Casualty information, as covered briefly in the previous point, is harder to verify than one might think. Time is of the essence and establishing a good relationship with your Medical Officer and Physician’s Assistant will pay dividends. Almost all of the information that the medical team gathers will help you assess and compile your replacement operations and expedite the process. For example, the Role 1 and the S-1 will need to know the Soldier’s name, company, time of incident, description of incident and if they anticipate the Soldier to die of wounds. Providing an S-1 runner that collocates with the medics as casualties arrive will minimize the time between them arriving and you getting the information. I thought of the company’s reports of casualties being transported to the Role-1 almost as a WARNO for my shop to be staged and ready to retrieve information. The MEDO and PA are also the most in-tune with the Role-2 and can be used as a stable point-of-contact between you and the location of the casualties that were transported to further care.

  1. NIPR/Electricity

NIPR connection is not a viable form of communication in the desert. Searching for a way to send reports or pull Soldier data via NIPR is not feasible when you are working against time. Similar to searching for NIPR connection, you will come to realize that electricity is hard to find. As odd as that sounds, S1 runs on electricity for computers and NIPR. The best but most tedious recommendation before coming to the National Training Center was to pull every Soldier’s document for casualty packets and provide that information on a disk to the Brigade S1. Whenever a casualty occurred, a simple JBCP message to the brigade S1 team with a Soldier’s battle roster number allowed them to quickly pull the premade casualty packets from the disk to immediately begin replacement operations.

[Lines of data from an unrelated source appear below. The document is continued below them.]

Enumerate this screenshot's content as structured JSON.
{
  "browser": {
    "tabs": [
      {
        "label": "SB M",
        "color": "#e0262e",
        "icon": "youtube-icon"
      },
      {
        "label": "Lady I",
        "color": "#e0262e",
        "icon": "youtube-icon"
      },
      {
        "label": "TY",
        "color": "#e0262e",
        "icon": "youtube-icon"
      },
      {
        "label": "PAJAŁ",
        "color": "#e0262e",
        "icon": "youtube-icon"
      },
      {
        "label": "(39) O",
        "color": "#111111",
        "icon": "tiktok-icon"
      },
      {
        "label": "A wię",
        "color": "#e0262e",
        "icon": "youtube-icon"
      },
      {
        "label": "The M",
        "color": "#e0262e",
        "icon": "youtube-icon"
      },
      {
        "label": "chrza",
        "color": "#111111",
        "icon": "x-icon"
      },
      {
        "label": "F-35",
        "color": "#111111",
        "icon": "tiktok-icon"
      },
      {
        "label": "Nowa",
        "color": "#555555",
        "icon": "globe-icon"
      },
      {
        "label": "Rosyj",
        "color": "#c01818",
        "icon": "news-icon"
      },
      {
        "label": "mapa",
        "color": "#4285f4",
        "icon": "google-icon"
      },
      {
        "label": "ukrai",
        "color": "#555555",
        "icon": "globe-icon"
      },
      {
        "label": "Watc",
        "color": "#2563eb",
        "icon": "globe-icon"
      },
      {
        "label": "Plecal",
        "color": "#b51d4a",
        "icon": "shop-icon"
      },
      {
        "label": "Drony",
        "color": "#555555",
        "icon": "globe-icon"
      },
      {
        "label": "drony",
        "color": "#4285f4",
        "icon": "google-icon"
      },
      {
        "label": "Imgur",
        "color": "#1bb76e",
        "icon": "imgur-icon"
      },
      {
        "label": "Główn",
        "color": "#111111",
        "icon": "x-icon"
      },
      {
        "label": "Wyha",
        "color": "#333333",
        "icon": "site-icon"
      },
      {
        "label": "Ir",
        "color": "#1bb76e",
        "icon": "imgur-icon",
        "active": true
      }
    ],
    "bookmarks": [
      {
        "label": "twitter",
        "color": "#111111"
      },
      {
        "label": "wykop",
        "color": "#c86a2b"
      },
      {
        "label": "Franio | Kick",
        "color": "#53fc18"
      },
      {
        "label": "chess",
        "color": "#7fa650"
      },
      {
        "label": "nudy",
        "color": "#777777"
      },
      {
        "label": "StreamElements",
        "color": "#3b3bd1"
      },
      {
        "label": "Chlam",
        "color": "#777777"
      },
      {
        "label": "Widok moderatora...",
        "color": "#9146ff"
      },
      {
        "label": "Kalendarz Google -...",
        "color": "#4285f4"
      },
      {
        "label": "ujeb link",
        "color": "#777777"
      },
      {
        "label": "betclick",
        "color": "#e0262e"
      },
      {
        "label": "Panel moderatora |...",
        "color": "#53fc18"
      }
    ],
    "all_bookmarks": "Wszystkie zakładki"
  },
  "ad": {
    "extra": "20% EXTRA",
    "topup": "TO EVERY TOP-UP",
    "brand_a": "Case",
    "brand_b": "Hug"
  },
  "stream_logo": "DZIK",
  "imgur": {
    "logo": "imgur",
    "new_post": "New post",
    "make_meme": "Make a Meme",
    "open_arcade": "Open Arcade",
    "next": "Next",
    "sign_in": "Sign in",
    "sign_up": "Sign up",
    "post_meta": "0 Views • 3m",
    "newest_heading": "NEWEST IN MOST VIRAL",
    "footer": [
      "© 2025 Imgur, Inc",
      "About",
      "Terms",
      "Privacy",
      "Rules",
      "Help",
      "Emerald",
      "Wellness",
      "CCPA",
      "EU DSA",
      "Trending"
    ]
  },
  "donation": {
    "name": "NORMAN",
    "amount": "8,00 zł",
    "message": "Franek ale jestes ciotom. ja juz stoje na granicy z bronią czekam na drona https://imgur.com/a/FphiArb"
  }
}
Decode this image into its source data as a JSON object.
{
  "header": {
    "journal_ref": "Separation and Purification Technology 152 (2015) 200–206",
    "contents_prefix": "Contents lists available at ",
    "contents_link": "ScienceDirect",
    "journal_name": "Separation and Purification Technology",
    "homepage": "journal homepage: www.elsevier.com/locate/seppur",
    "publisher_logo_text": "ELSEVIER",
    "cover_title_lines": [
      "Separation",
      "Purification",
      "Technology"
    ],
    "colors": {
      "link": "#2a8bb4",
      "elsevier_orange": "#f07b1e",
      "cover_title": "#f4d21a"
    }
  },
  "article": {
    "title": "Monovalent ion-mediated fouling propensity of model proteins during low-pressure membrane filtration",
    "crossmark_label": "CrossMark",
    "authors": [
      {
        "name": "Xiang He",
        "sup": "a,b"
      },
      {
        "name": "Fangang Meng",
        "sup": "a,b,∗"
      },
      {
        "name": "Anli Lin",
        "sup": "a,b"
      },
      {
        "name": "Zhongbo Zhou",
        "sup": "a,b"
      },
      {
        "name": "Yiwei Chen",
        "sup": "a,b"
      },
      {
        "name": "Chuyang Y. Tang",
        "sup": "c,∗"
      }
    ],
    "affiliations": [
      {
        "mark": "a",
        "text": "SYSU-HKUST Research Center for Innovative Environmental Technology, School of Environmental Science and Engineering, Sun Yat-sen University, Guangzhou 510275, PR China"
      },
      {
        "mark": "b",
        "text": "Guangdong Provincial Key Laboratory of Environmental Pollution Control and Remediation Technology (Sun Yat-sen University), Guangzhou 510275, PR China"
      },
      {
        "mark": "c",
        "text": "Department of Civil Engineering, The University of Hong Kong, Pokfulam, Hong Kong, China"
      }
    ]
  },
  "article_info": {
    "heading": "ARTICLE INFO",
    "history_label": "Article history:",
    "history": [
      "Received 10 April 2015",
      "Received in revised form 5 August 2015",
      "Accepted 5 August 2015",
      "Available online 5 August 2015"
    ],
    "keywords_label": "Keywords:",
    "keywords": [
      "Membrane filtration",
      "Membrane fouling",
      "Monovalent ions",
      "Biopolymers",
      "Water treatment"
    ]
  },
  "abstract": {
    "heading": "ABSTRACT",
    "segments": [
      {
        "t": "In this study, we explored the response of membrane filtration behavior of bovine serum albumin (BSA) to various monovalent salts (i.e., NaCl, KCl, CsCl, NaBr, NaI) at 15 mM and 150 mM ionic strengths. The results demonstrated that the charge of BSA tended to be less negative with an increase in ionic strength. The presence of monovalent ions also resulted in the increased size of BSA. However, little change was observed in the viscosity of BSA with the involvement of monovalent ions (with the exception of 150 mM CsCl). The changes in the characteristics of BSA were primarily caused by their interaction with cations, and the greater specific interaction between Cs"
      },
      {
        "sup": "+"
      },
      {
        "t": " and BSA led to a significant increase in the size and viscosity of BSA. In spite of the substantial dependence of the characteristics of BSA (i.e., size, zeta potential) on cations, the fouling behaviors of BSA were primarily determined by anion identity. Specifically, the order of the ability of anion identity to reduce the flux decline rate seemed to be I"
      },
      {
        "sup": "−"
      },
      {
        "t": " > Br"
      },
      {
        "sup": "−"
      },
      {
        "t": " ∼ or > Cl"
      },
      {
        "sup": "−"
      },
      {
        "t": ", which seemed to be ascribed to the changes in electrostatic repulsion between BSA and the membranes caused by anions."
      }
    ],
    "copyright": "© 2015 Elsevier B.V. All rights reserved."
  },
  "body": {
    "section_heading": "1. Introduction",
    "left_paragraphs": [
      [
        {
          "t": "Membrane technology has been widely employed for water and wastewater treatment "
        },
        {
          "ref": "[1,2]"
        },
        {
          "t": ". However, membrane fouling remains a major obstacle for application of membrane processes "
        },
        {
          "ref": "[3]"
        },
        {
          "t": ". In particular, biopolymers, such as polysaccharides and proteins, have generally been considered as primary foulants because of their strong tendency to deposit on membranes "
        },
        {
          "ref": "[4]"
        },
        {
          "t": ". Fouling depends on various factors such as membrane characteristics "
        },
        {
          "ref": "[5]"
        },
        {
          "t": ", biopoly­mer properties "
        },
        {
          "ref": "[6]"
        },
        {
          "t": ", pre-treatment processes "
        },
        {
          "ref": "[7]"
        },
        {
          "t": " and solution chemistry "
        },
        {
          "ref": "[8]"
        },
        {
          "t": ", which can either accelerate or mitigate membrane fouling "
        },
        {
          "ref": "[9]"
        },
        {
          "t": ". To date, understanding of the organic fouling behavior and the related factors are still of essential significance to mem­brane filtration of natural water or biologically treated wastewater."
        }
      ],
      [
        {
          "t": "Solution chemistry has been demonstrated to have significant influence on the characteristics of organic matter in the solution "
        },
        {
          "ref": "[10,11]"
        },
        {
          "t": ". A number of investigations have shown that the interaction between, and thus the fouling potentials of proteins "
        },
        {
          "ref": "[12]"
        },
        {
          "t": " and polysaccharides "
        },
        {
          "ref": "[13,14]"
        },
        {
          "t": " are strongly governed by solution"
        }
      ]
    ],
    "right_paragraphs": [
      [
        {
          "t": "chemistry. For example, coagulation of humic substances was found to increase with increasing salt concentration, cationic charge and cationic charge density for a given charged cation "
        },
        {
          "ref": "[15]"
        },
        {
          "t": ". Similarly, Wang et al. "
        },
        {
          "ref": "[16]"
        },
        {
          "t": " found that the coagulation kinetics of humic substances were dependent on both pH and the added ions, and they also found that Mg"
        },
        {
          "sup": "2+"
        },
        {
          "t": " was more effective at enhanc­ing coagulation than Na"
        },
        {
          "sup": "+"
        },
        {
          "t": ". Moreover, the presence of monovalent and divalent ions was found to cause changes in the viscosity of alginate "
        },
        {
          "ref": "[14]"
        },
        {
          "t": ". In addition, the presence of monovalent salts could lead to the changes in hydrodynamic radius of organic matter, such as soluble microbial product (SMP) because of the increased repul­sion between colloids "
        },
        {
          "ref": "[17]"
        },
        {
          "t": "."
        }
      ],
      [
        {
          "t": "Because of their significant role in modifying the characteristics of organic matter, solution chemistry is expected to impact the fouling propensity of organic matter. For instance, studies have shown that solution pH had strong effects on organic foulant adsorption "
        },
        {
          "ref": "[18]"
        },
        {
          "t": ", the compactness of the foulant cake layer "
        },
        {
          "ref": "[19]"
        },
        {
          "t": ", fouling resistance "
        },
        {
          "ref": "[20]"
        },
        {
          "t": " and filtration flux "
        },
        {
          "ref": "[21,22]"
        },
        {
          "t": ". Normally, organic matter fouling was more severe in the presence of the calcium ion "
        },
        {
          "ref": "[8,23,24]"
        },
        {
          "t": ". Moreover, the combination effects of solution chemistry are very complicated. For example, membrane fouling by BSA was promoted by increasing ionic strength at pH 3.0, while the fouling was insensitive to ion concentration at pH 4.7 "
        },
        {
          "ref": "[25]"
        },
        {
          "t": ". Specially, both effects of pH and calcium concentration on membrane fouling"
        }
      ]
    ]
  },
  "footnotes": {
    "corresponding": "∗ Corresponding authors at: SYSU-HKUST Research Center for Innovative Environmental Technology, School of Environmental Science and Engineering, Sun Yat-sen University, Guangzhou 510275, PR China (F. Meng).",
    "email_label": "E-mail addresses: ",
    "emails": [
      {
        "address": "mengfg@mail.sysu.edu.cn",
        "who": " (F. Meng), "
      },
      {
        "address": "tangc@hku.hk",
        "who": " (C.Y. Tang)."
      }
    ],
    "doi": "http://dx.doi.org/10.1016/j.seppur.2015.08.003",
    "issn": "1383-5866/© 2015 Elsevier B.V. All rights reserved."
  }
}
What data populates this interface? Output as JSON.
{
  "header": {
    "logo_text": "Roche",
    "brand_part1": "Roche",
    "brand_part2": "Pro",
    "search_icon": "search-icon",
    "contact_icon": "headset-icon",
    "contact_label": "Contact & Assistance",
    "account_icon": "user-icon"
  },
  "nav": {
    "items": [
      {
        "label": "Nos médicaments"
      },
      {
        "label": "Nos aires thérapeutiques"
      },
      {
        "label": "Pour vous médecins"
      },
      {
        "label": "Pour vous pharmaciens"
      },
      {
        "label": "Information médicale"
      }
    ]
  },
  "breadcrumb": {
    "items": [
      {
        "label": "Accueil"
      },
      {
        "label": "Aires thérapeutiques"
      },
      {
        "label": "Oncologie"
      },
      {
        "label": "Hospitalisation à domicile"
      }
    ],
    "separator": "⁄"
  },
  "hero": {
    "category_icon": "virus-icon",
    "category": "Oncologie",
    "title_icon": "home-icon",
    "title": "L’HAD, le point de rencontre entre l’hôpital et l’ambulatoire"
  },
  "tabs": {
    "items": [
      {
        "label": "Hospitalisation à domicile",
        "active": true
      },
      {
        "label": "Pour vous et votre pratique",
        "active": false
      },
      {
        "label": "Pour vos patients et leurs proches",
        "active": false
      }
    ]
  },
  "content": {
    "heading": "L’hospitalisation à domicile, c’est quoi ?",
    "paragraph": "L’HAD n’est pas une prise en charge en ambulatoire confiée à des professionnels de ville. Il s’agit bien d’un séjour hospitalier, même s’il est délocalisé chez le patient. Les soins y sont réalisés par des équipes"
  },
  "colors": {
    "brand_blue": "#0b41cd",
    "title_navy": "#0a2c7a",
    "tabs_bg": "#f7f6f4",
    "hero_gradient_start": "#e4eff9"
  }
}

  1. Manually Tracking Personnel

Learning how to manually track personnel was something I thought I was fluent in; this was not the case. As mentioned above, computers and NIPR are not reliable. You are not able to ask companies in the middle of a fight to send up PERSTATs. Assisting the HHC Commander with battle tracking enables the S1 to understand where companies and Soldiers are on the battlefield.  As reports of notional casualties, real-world casualties and red-cross messages came in, I had to cross reference the 162s and crew rosters against the reports companies were sending. As the tempo of the mission died down, I confirmed with the First Sergeants the personnel I was tracking to verify my manual PERSTAT.

 

My time during NTC rotation 21-10 did not pass without hiccups. I came in thinking I knew enough about personnel accountability and came out learning more: establish a good relationship with the S4, CTCP commander and MEDO; be well-versed and prepared to manually tracking personnel and companies; take some time to really think of the resources you will not have in an austere environment. The National Training Center seemed intimidating at first, but all you need to do is take a step back and think about what you’ve learned because you know more than you think you do.

CPT Jed Chan is a Branch detailed Infantry Officer. After completing IBOLC in 2016, he became a Tank Platoon Leader with 1st Battalion 77th Armor Regiment. After his 3 year tenure, he graduated Adjutant General Captains Career Course and was assigned as the Battalion Human Resources Officer with 4th Battalion 70th Armor Regiment in Fort Bliss, Texas.